There's a similarly large and precarious space in our front hallway, next to our DIY aerial silks rig.
What is safe to put right next to an aerial silks rig? Not much!
Paper, tape, and canvas are about all I trust with that spot, so it's more often than not come to be the spot where large and unwieldy schoolwork projects in progress come to land. We had a map of Greece there for a year before our vacation there. We used to have a lot of kid-made horse breed posters there, I think. There might have even been another map of Europe there at some point.
Oh, we had a couple of kid-sized human body organ diagrams there for a long time. Those were so cool!

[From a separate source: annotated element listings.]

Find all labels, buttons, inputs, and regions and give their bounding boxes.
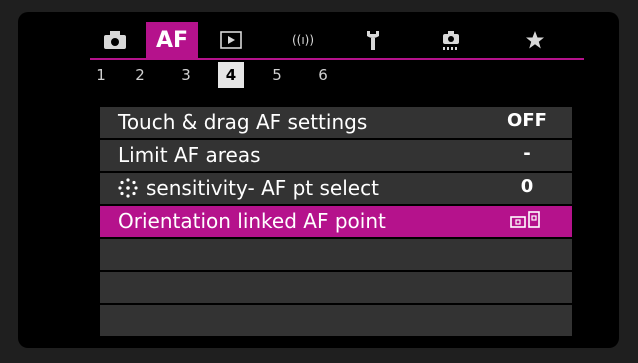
subtab-5[interactable]: 5 <box>264 62 290 88</box>
orientation-af-point-icon <box>510 211 540 228</box>
menu-tab-bar: AF ((ı)) <box>90 22 584 58</box>
tab-af-label: AF <box>155 27 189 53</box>
subtab-1[interactable]: 1 <box>88 62 114 88</box>
menu-item-orientation-linked-af-point[interactable]: Orientation linked AF point <box>100 206 572 237</box>
menu-item-sensitivity-af-pt-select[interactable]: sensitivity- AF pt select 0 <box>100 173 572 204</box>
subtab-bar: 1 2 3 4 5 6 <box>90 62 584 88</box>
menu-list: Touch & drag AF settings OFF Limit AF ar… <box>100 107 572 338</box>
menu-item-label-wrap: sensitivity- AF pt select <box>118 176 379 200</box>
tab-camera[interactable] <box>90 22 140 58</box>
menu-item-value: 0 <box>520 176 534 197</box>
subtab-4[interactable]: 4 <box>218 62 244 88</box>
menu-item-label: Orientation linked AF point <box>118 209 386 233</box>
tab-underline <box>90 58 584 60</box>
menu-item-touch-drag-af[interactable]: Touch & drag AF settings OFF <box>100 107 572 138</box>
camera-menu-screen: AF ((ı)) 1 2 3 4 5 6 Touch & drag AF set… <box>18 12 619 348</box>
menu-item-empty <box>100 305 572 336</box>
tab-custom-functions[interactable] <box>426 22 476 58</box>
subtab-2[interactable]: 2 <box>127 62 153 88</box>
tab-my-menu[interactable] <box>510 22 560 58</box>
menu-item-empty <box>100 239 572 270</box>
subtab-3[interactable]: 3 <box>173 62 199 88</box>
subtab-6[interactable]: 6 <box>310 62 336 88</box>
menu-item-value-wrap <box>482 211 572 234</box>
tab-setup[interactable] <box>348 22 398 58</box>
wireless-icon: ((ı)) <box>291 33 315 47</box>
playback-icon <box>220 31 242 49</box>
menu-item-value: - <box>523 143 531 164</box>
custom-function-icon <box>443 31 459 50</box>
menu-item-empty <box>100 272 572 303</box>
menu-item-label: Limit AF areas <box>118 143 261 167</box>
menu-item-limit-af-areas[interactable]: Limit AF areas - <box>100 140 572 171</box>
wrench-icon <box>367 31 379 50</box>
tab-playback[interactable] <box>206 22 256 58</box>
menu-item-label: Touch & drag AF settings <box>118 110 368 134</box>
camera-icon <box>104 31 126 49</box>
multi-controller-icon <box>118 178 138 198</box>
tab-af[interactable]: AF <box>146 22 198 58</box>
star-icon <box>526 31 544 49</box>
menu-item-label: sensitivity- AF pt select <box>146 176 379 200</box>
tab-wireless[interactable]: ((ı)) <box>278 22 328 58</box>
menu-item-value: OFF <box>507 110 547 131</box>
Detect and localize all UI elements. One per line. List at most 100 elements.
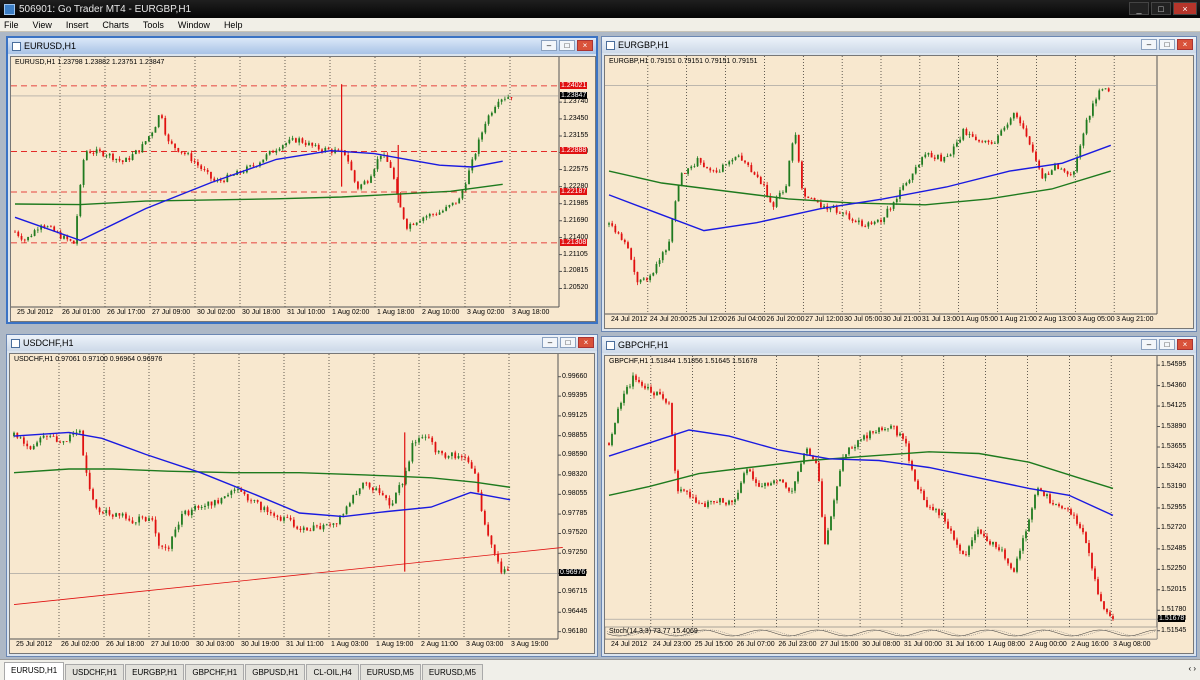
- chart-tab[interactable]: EURUSD,M5: [359, 664, 421, 680]
- candle-body: [788, 160, 791, 187]
- candle-body: [422, 217, 425, 221]
- y-axis-label: 0.99125: [562, 411, 588, 419]
- chart-minimize-button[interactable]: –: [541, 40, 557, 51]
- candle-body: [379, 155, 382, 160]
- candle-body: [887, 428, 889, 430]
- x-axis-label: 2 Aug 16:00: [1071, 641, 1109, 648]
- menu-tools[interactable]: Tools: [143, 20, 164, 30]
- menu-view[interactable]: View: [33, 20, 52, 30]
- candle-body: [665, 250, 667, 253]
- candle-body: [992, 542, 994, 545]
- candle-body: [926, 500, 928, 507]
- candle-body: [740, 155, 743, 161]
- chart-minimize-button[interactable]: –: [1141, 339, 1157, 350]
- candle-body: [78, 430, 81, 433]
- menu-insert[interactable]: Insert: [66, 20, 89, 30]
- minimize-button[interactable]: _: [1129, 2, 1149, 15]
- chart-restore-button[interactable]: □: [1159, 39, 1175, 50]
- candle-body: [441, 210, 444, 213]
- chart-minimize-button[interactable]: –: [1141, 39, 1157, 50]
- candle-body: [983, 533, 985, 537]
- candle-body: [937, 154, 939, 159]
- chart-canvas: [605, 56, 1158, 315]
- candle-body: [29, 446, 32, 450]
- chart-window-eurgbp[interactable]: EURGBP,H1 – □ × EURGBP,H1 0.79151 0.79151 …: [601, 36, 1197, 332]
- candle-body: [296, 526, 299, 529]
- chart-info-line: USDCHF,H1 0.97061 0.97100 0.96964 0.9697…: [14, 356, 163, 363]
- candle-body: [348, 503, 351, 507]
- candle-body: [680, 489, 682, 492]
- menu-file[interactable]: File: [4, 20, 19, 30]
- chart-window-header[interactable]: GBPCHF,H1 – □ ×: [602, 337, 1196, 353]
- candle-body: [308, 142, 310, 146]
- candle-body: [668, 402, 670, 404]
- candle-body: [39, 437, 42, 443]
- maximize-button[interactable]: □: [1151, 2, 1171, 15]
- candle-body: [927, 152, 930, 155]
- chart-window-header[interactable]: USDCHF,H1 – □ ×: [7, 335, 597, 351]
- y-axis-label: 1.54125: [1161, 402, 1187, 410]
- price-chart[interactable]: USDCHF,H1 0.97061 0.97100 0.96964 0.9697…: [9, 353, 595, 654]
- chart-minimize-button[interactable]: –: [542, 337, 558, 348]
- candle-body: [1016, 558, 1018, 572]
- close-button[interactable]: ×: [1173, 2, 1197, 15]
- candle-body: [933, 157, 936, 159]
- candle-body: [766, 184, 769, 197]
- y-axis-label: 0.96445: [562, 608, 588, 616]
- chart-close-button[interactable]: ×: [1177, 339, 1193, 350]
- chart-close-button[interactable]: ×: [577, 40, 593, 51]
- chart-tab[interactable]: USDCHF,H1: [65, 664, 125, 680]
- candle-body: [115, 158, 118, 160]
- candle-body: [728, 500, 730, 505]
- chart-window-usdchf[interactable]: USDCHF,H1 – □ × USDCHF,H1 0.97061 0.97100 …: [6, 334, 598, 657]
- candle-body: [69, 434, 71, 442]
- chart-tab[interactable]: EURUSD,H1: [4, 662, 65, 680]
- candle-body: [1009, 118, 1012, 125]
- chart-tab[interactable]: EURGBP,H1: [125, 664, 185, 680]
- current-price-tag: 0.96976: [559, 569, 587, 577]
- candle-body: [141, 144, 144, 153]
- candle-body: [842, 212, 844, 214]
- chart-window-header[interactable]: EURUSD,H1 – □ ×: [8, 38, 596, 54]
- candle-body: [385, 495, 387, 499]
- candle-body: [213, 500, 216, 506]
- chart-restore-button[interactable]: □: [559, 40, 575, 51]
- chart-tab[interactable]: GBPUSD,H1: [245, 664, 306, 680]
- chart-close-button[interactable]: ×: [1177, 39, 1193, 50]
- candle-body: [128, 158, 131, 160]
- candle-body: [867, 222, 870, 227]
- candle-body: [223, 496, 226, 499]
- price-chart[interactable]: EURUSD,H1 1.23798 1.23882 1.23751 1.2384…: [10, 56, 596, 322]
- chart-restore-button[interactable]: □: [1159, 339, 1175, 350]
- chart-tab[interactable]: EURUSD,M5: [421, 664, 483, 680]
- price-chart[interactable]: GBPCHF,H1 1.51844 1.51856 1.51645 1.5167…: [604, 355, 1194, 654]
- candle-body: [917, 480, 919, 490]
- y-axis-label: 1.53420: [1161, 463, 1187, 471]
- y-axis-label: 1.52955: [1161, 503, 1187, 511]
- tab-scroll-arrows[interactable]: ‹ ›: [1188, 664, 1196, 673]
- chart-tab[interactable]: GBPCHF,H1: [185, 664, 245, 680]
- chart-window-gbpchf[interactable]: GBPCHF,H1 – □ × GBPCHF,H1 1.51844 1.51856 …: [601, 336, 1197, 657]
- price-chart[interactable]: EURGBP,H1 0.79151 0.79151 0.79151 0.7915…: [604, 55, 1194, 329]
- chart-tab[interactable]: CL-OIL,H4: [306, 664, 359, 680]
- app-titlebar[interactable]: 506901: Go Trader MT4 - EURGBP,H1 _ □ ×: [0, 0, 1200, 18]
- candle-body: [636, 271, 639, 283]
- chart-window-header[interactable]: EURGBP,H1 – □ ×: [602, 37, 1196, 53]
- candle-body: [707, 501, 709, 507]
- chart-restore-button[interactable]: □: [560, 337, 576, 348]
- x-axis-label: 25 Jul 12:00: [688, 316, 727, 323]
- menu-window[interactable]: Window: [178, 20, 210, 30]
- x-axis-label: 31 Jul 13:00: [921, 316, 960, 323]
- menu-charts[interactable]: Charts: [102, 20, 129, 30]
- chart-window-eurusd[interactable]: EURUSD,H1 – □ × EURUSD,H1 1.23798 1.23882 …: [6, 36, 598, 324]
- menu-help[interactable]: Help: [224, 20, 243, 30]
- candle-body: [329, 524, 331, 526]
- candle-body: [306, 527, 308, 531]
- candle-body: [134, 150, 137, 155]
- candle-body: [649, 275, 652, 281]
- chart-close-button[interactable]: ×: [578, 337, 594, 348]
- candle-body: [26, 443, 29, 447]
- candle-body: [141, 516, 144, 518]
- candle-body: [219, 180, 222, 181]
- candle-body: [427, 436, 430, 438]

We're delving back into European history for another several months, until Will takes the AP European History exam next May, and we're combining it with European literature, geography, and art history. We REALLY need to study something non-Eurocentric next year...
So to ground and contextualize our studies, the kids and I made a giant, handmade working map of Europe. I printed the 8x8 map of Europe from Megamaps (my faaaaavorite homeschool resource!), and the kids helped me put it together in the most fiddly way possible, with Scotch tape only on the BACK side.
Because I wanted the kids to do this, you see, and this would not stick on tape on the front!
Mathematical map coloring is also one of my favorite things.
After the map was assembled, mounted, and colored in, the kids were in charge of labeling all of the countries and oceans, using their own research. I have recently begun instituting standards of craftsmanship, to combat tween/teen half-assedness, so I told them that I required labeling to be a 5/5 in craftsmanship, and threatened taking the map down and redoing it if it was not up to my standards.
They did a gorgeous job. Little do they know that now *I* know what I can expect from them, mwa-ha-ha!
That process took up a full four-day school week in the subject of European geography. This week, we started using Draw Europe, practicing one two-page spread a week and building on it by the week. We'll also cover countries in more detail when Draw Europe brings them in, which means that our next school week we get to learn awesome things about Russia!